Validation des technologies
Enfin, le diagnostic et la prédiction de l'état des avions (pronostic) ont été testés dans le cadre d'un projet de six mois dans un environnement réel chez KLM. Ici, un logiciel adaptatif pour la planification de la maintenance a également été validé, en examinant huit systèmes embarqués d'avions à fuselage large et étroit de KLM.
Santos: "Il est vraiment unique que nous ayons pu tester nos modèles et nos technologies en temps réel en utilisant les données opérationnelles de KLM. La principale conclusion est que les modèles d'IA peuvent effectivement être utilisés pour prédire l'état des systèmes d'avions.
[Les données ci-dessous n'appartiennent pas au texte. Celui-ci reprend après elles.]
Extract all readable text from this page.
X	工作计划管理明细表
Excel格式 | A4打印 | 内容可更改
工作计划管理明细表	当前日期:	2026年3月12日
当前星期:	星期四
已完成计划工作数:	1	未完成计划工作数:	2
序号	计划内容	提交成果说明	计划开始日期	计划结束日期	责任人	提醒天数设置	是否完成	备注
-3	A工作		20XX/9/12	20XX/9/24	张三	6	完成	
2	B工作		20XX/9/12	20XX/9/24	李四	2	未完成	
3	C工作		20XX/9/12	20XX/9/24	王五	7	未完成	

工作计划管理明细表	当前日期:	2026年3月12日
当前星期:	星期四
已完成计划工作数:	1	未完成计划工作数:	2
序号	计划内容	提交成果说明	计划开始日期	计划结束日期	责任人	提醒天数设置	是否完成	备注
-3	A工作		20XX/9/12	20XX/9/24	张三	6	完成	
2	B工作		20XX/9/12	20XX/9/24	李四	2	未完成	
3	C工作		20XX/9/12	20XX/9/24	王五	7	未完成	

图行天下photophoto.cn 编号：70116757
L'ensemble du processus de collecte des données d'une flotte d'avions, le traitement de ces données, l'élaboration de prévisions et la création de plans de maintenance continue à partir de ces prévisions sont à notre portée. Nous avons également constaté que la méthode CBM ne convient pas à tous les systèmes ni à toutes les structures d'avions. Le compromis dépend des coûts de déploiement et de maintenance et de la fiabilité des algorithmes de surveillance des conditions."
Les procédures de maintenance doivent changer pour exploiter pleinement la philosophie CBM
Une autre conclusion qui découle des premières expériences est que les procédures de maintenance doivent être modifiées pour exploiter pleinement la philosophie CBM.
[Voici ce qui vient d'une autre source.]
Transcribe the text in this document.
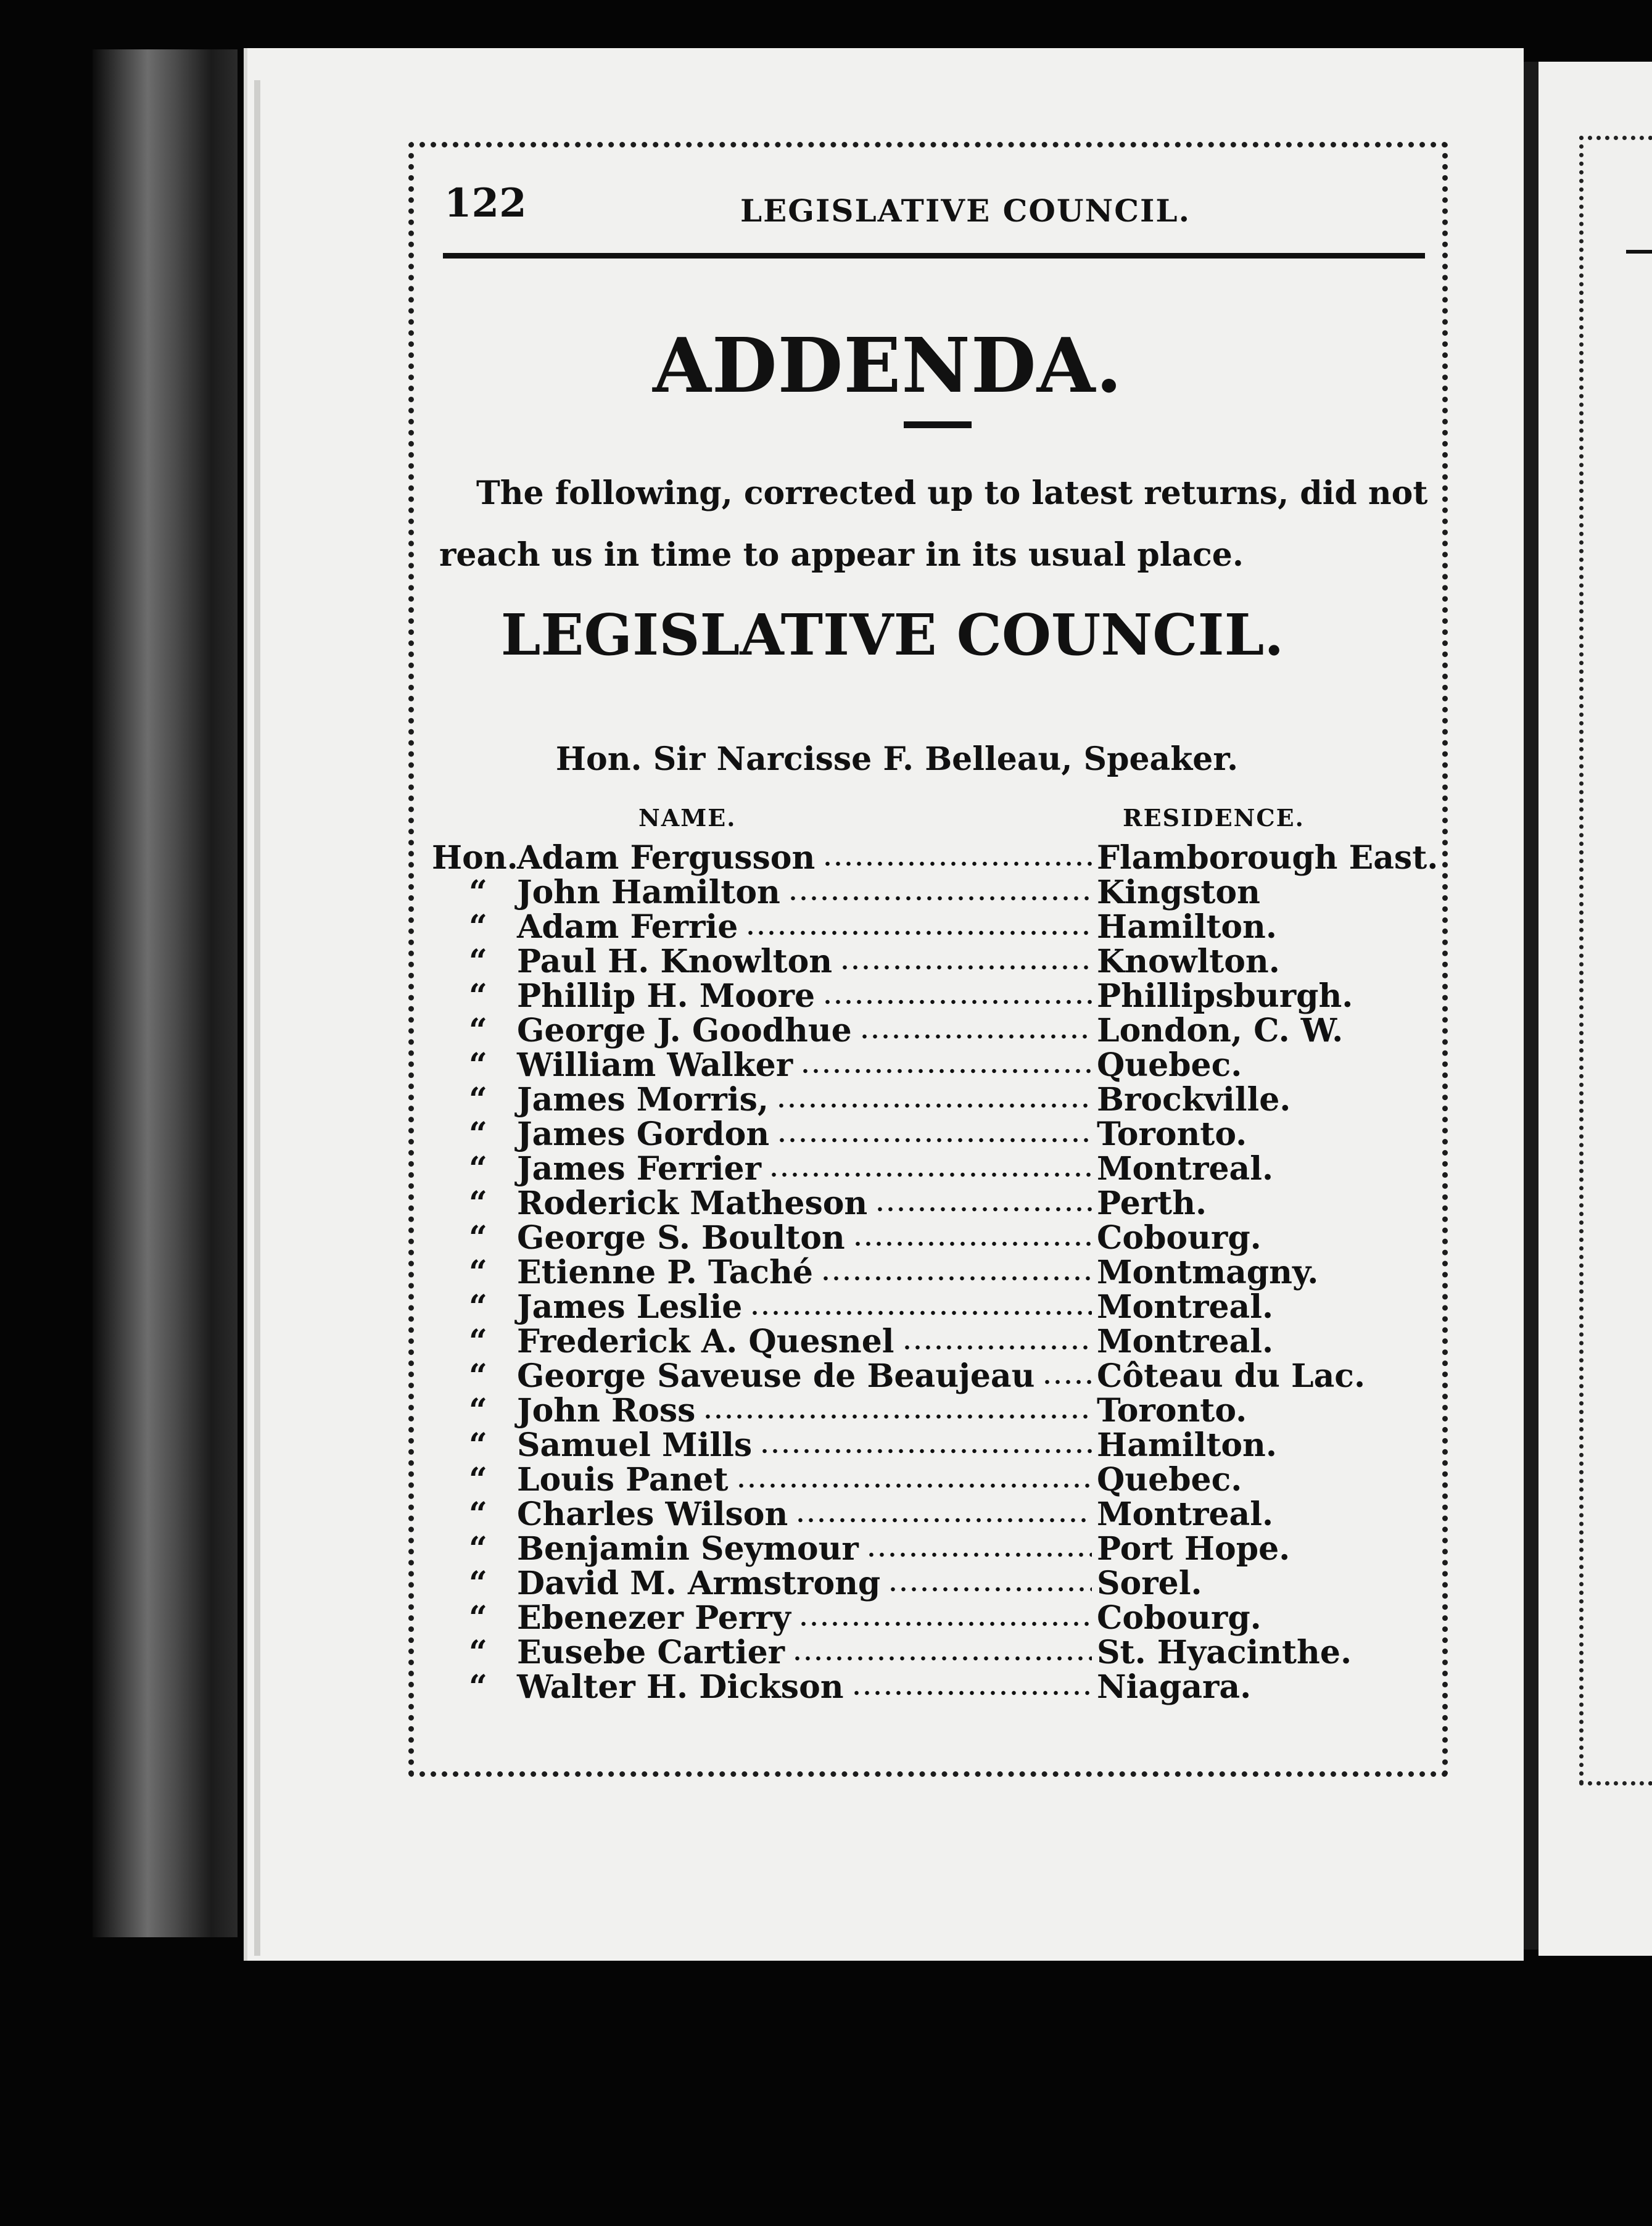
122	LEGISLATIVE COUNCIL.
ADDENDA.
The following, corrected up to latest returns, did not reach us in time to appear in its usual place.
LEGISLATIVE COUNCIL.
Hon. Sir Narcisse F. Belleau, Speaker.
NAME.	RESIDENCE.
Hon.
Adam Fergusson	Flamborough East.
“ John Hamilton	Kingston
“ Adam Ferrie	Hamilton.
“ Paul H. Knowlton	Knowlton.
“ Phillip H. Moore	Phillipsburgh.
“ George J. Goodhue	London, C. W.
“ William Walker	Quebec.
“ James Morris,	Brockville.
“ James Gordon	Toronto.
“ James Ferrier	Montreal.
“ Roderick Matheson	Perth.
“ George S. Boulton	Cobourg.
“ Etienne P. Taché	Montmagny.
“ James Leslie	Montreal.
“ Frederick A. Quesnel	Montreal.
“ George Saveuse de Beaujeau Côteau du Lac.
“ John Ross	Toronto.
“ Samuel Mills	Hamilton.
“ Louis Panet	Quebec.
“ Charles Wilson	Montreal.
“ Benjamin Seymour	Port Hope.
“ David M. Armstrong	Sorel.
“ Ebenezer Perry	Cobourg.
“ Eusebe Cartier	St. Hyacinthe.
“ Walter H. Dickson	Niagara.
"Les simulations montrent que l'avion devrait, par exemple, se rendre au hangar tous les quinze jours – ou au moins tous les mois – au lieu des quatre à cinq fois par an plus habituelles. Ce n'est qu'alors que l'on peut créer une flexibilité suffisante pour programmer les tâches CBM non routinières en fonction des nouvelles prévisions. Cela permettra d'accroître l'efficacité globale du processus MRO. L'industrie MRO en bénéficiera, sans que cela ne pèse sur l'aspect opérationnel."
Et maintenant?
ReMAP est en vigueur jusqu'en août 2022. Les conclusions et les recommandations, ainsi qu'une feuille de route, ont été présentées fin mai 2022 lors de la "1st International Conference on CBM in Aerospace" à la TU Delft, avec le soutien de tous les partenaires ReMAP.
Santos: "Bien sûr, la recherche ne s'arrête pas là. Ce projet peut être considéré comme une première étape dans l'étude systématique de la gestion des connaissances dans l'aviation et dans l'élaboration d'un cadre de gestion des connaissances. Cela nous a donné une bonne idée de tout ce qu'il reste à faire pour appliquer une solution CBM dans la pratique. Dans le domaine des matériaux, des recherches de suivi sont déjà menées par le 'Centre of Excellence in AI for Structures' établi par la TU Delft en 2021."